In some gaming groups, the players like the NPCs/monsters to be mechanically sound. If you group doesn't care about that, just giving them some SLAs and obligations could be fine and don't worry about how it works mechanically.

The Binder idea others suggest sounds decent as well. Re-fluff it to be 'binding' oneself to the patron, requiring obligations and special tasks to perform powers.
I could also see a reworking of classes like Soulborn or Totemist, making some low-level whatever-they're-called that the priests can activate and invest incarnum into that emulate their patron.

Tuvarkz
2015-10-02, 09:22 AM
This is a worldbuilding issue.. While I could fix it by fiat, I'd rather not foreclose on the option, and I'm not sure if some rules that would work exist somewhere already that I could repurpose..
First, the world is E6.
Second, there is no standard arcane or divine casters - use Akashic power, PoW, and maybe some other oddball stuff if it fits. Divine casters wouldn't mechanically fit..
Third, the closest thing to "gods" in the setting are demon lords. If you're sick, the mystical cure involves placating the demon of pestilence. They are much less all-powerful than the usual god types, and this is a setting where worshipping a hag coven would be completely legit. (A hag coven could probably put serious hurt on one of the demon lords if it wasn't on its home turf, for that matter) Yes, everyone involved is aware that that's geared substantially down from what you'd expect of massive divine power.
Trying to come up with ways for the local unholy person of a town (or monster worshipper for that matter) to be able to do their job with more than just skills and without being a seasoned adventurer in their own right.

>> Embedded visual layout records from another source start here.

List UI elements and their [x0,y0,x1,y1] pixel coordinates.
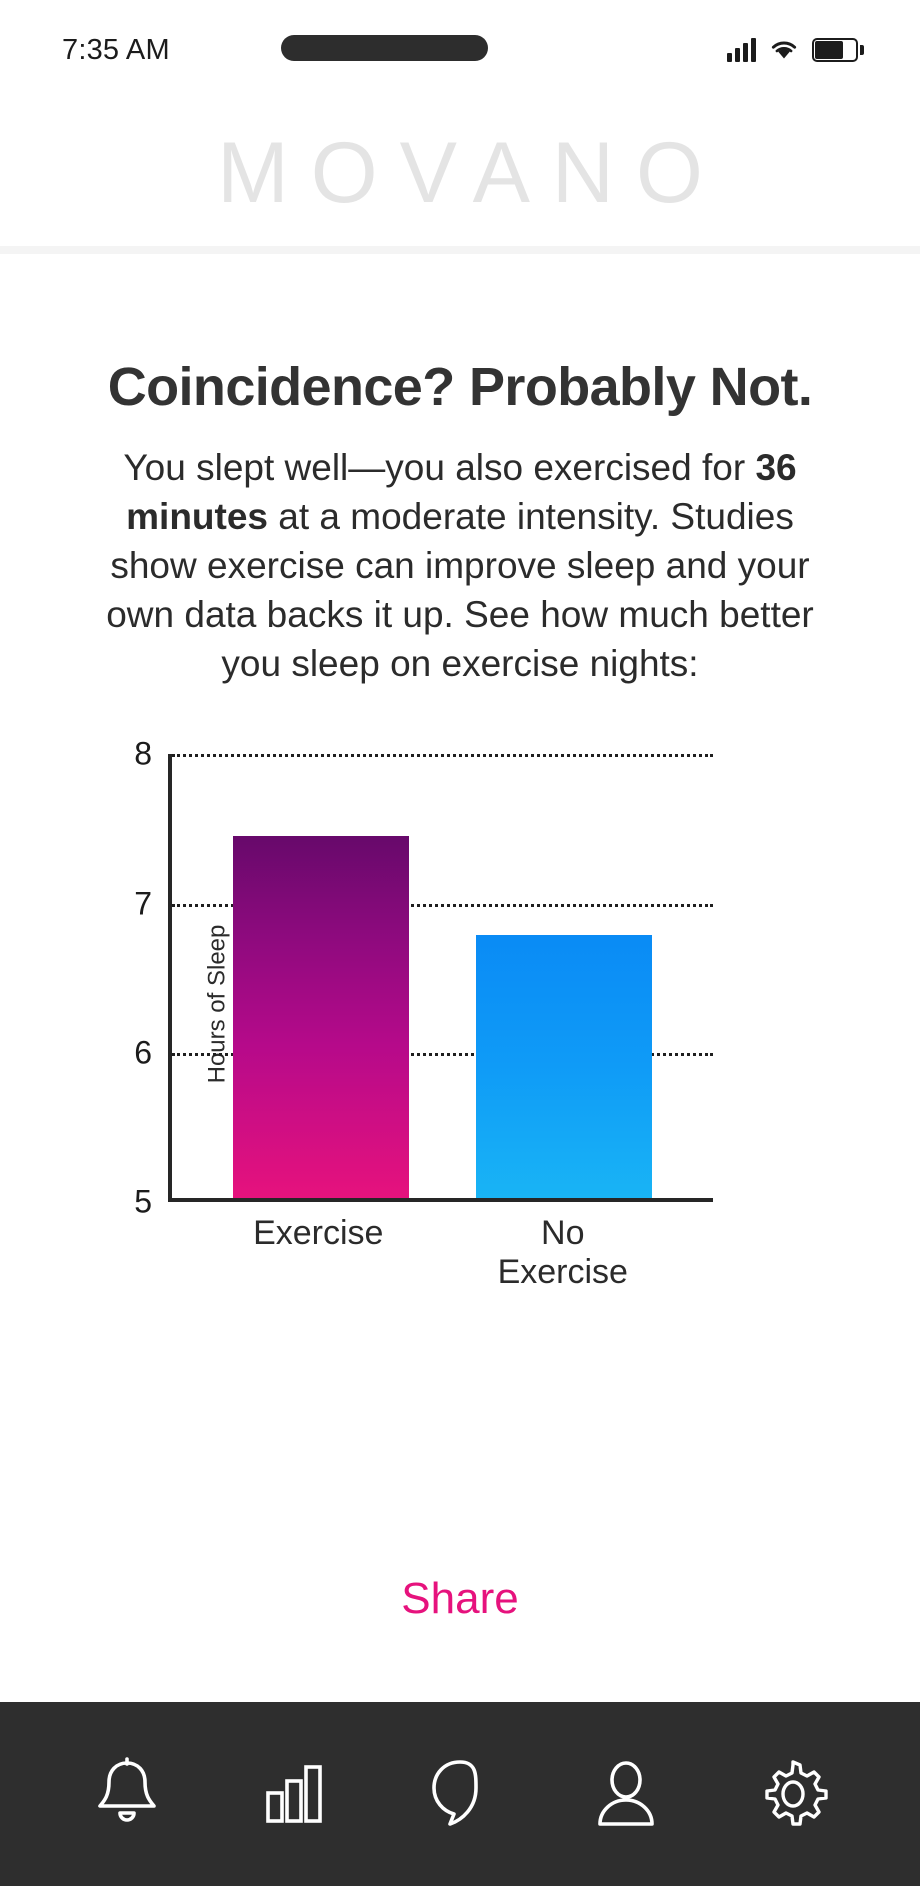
body-line-2: at a moderate intensity. [268,496,660,537]
body-line-5: backs it up. See how much [267,594,709,635]
chart-bar-column[interactable] [476,754,652,1198]
chart-bars [172,754,713,1198]
bell-icon [90,1755,164,1833]
brand-header: MOVANO [0,100,920,246]
nav-item-alerts[interactable] [72,1739,182,1849]
bar-chart-icon [262,1759,326,1829]
chart-x-labels: ExerciseNo Exercise [168,1214,713,1292]
share-button[interactable]: Share [401,1574,518,1624]
chart-x-label: Exercise [230,1214,406,1292]
person-icon [592,1758,660,1830]
chart-x-label: No Exercise [475,1214,651,1292]
wifi-icon [770,39,798,61]
body-line-1: You slept well—you also exercised for [123,447,745,488]
chart-plot-area [168,754,713,1202]
nav-item-trends[interactable] [239,1739,349,1849]
nav-item-profile[interactable] [571,1739,681,1849]
header-divider [0,246,920,254]
chart-y-tick: 7 [134,885,152,922]
chart-y-ticks: 8765 [80,744,168,1202]
chart-bar[interactable] [233,836,409,1199]
status-icons [727,38,858,62]
chat-bubble-icon [427,1756,493,1832]
movano-logo: MOVANO [195,130,725,216]
chart-y-tick: 6 [134,1035,152,1072]
battery-icon [812,38,858,62]
signal-icon [727,38,756,62]
chart-y-tick: 8 [134,736,152,773]
status-bar: 7:35 AM [0,0,920,100]
share-row: Share [0,1574,920,1624]
nav-item-settings[interactable] [738,1739,848,1849]
main-content: Coincidence? Probably Not. You slept wel… [0,254,920,1702]
gear-icon [757,1758,829,1830]
nav-item-messages[interactable] [405,1739,515,1849]
status-time: 7:35 AM [62,34,170,67]
chart-y-tick: 5 [134,1184,152,1221]
chart-bar-column[interactable] [233,754,409,1198]
bottom-navigation [0,1702,920,1886]
sleep-exercise-chart: Hours of Sleep 8765 ExerciseNo Exercise [80,744,840,1264]
chart-bar[interactable] [476,935,652,1198]
notch-pill [281,35,488,61]
insight-body: You slept well—you also exercised for 36… [0,443,920,688]
page-title: Coincidence? Probably Not. [0,358,920,417]
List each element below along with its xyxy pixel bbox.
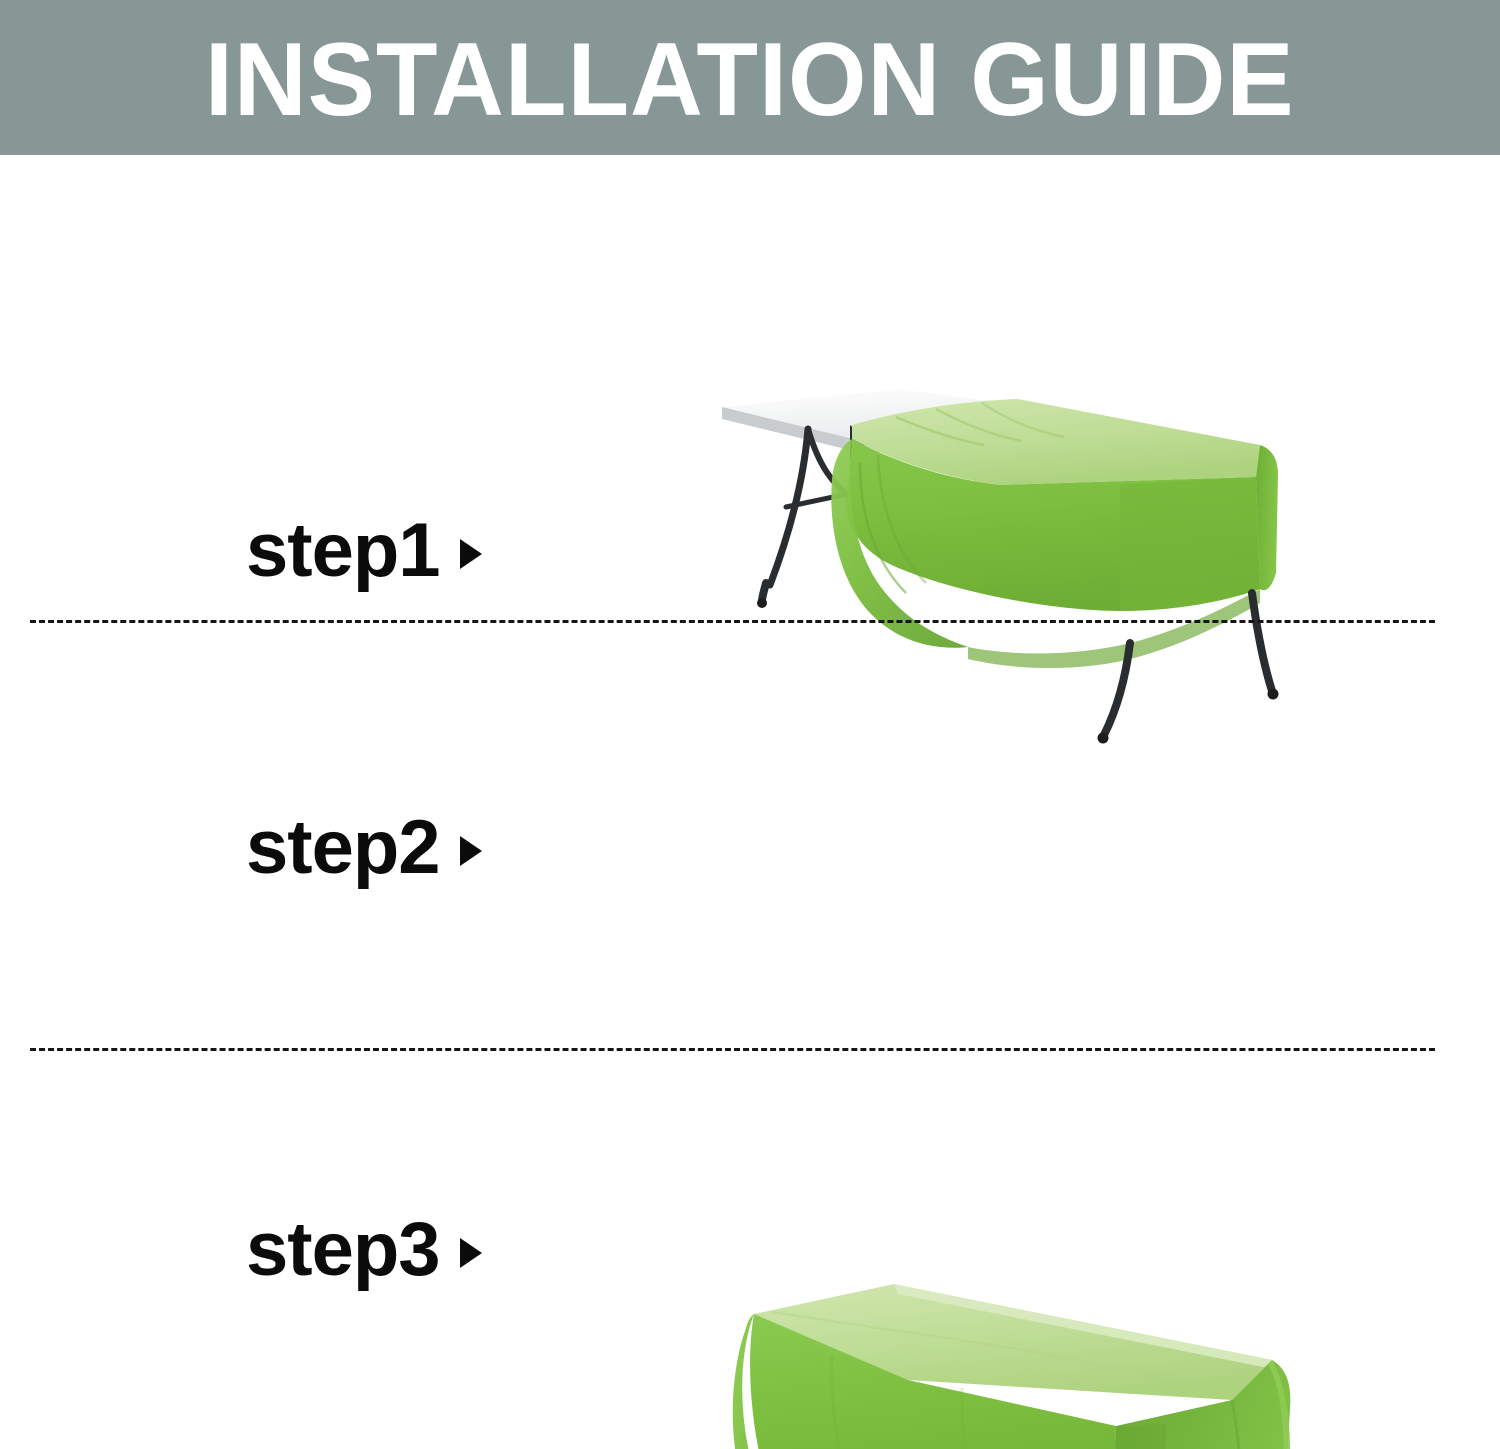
step-label-3: step3 — [246, 1209, 440, 1291]
installation-guide-page: INSTALLATION GUIDE step1 — [0, 0, 1500, 1449]
step-label-group-3: step3 — [246, 1209, 482, 1291]
triangle-right-icon — [460, 539, 482, 569]
triangle-right-icon — [460, 836, 482, 866]
step-row-1: step1 — [0, 155, 1500, 622]
page-title: INSTALLATION GUIDE — [205, 28, 1295, 132]
step-label-2: step2 — [246, 807, 440, 889]
step-row-2: step2 — [0, 622, 1500, 1049]
header-banner: INSTALLATION GUIDE — [0, 0, 1500, 155]
step-row-3: step3 — [0, 1049, 1500, 1449]
step-label-1: step1 — [246, 510, 440, 592]
step-label-group-1: step1 — [246, 510, 482, 592]
step-label-group-2: step2 — [246, 807, 482, 889]
triangle-right-icon — [460, 1238, 482, 1268]
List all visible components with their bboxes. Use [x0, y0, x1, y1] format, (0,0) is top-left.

They should be able to do something worthy of the office, at cost of obligations, preferably immobile equipment/whatever, etc.

If PoW/Psionics, Ordained Defender Warders, Zealots, Mystics and Vitalists could all work as decent-ish priests.

Milo v3
2015-10-02, 09:24 AM
I think Occult Adventures had rules for Occult Rituals, alternatively you could use the Incantations they were based on, just lower the level of the effects produced.

Ruethgar
2015-10-02, 10:00 AM
It isn't directly relevant to your inquiry, but I would have a look at Spells and Spellcraft's small gods. It details how a CR 6 creature can become a God by gathering enough worshipers and what level divine casters they can support based on their number of worshipers.

You could limit this severely to, for example, a Knowledge Religion check to get a casting of Imbue with Spell Ability ported into PF up to a CL that the gods worshipers can support.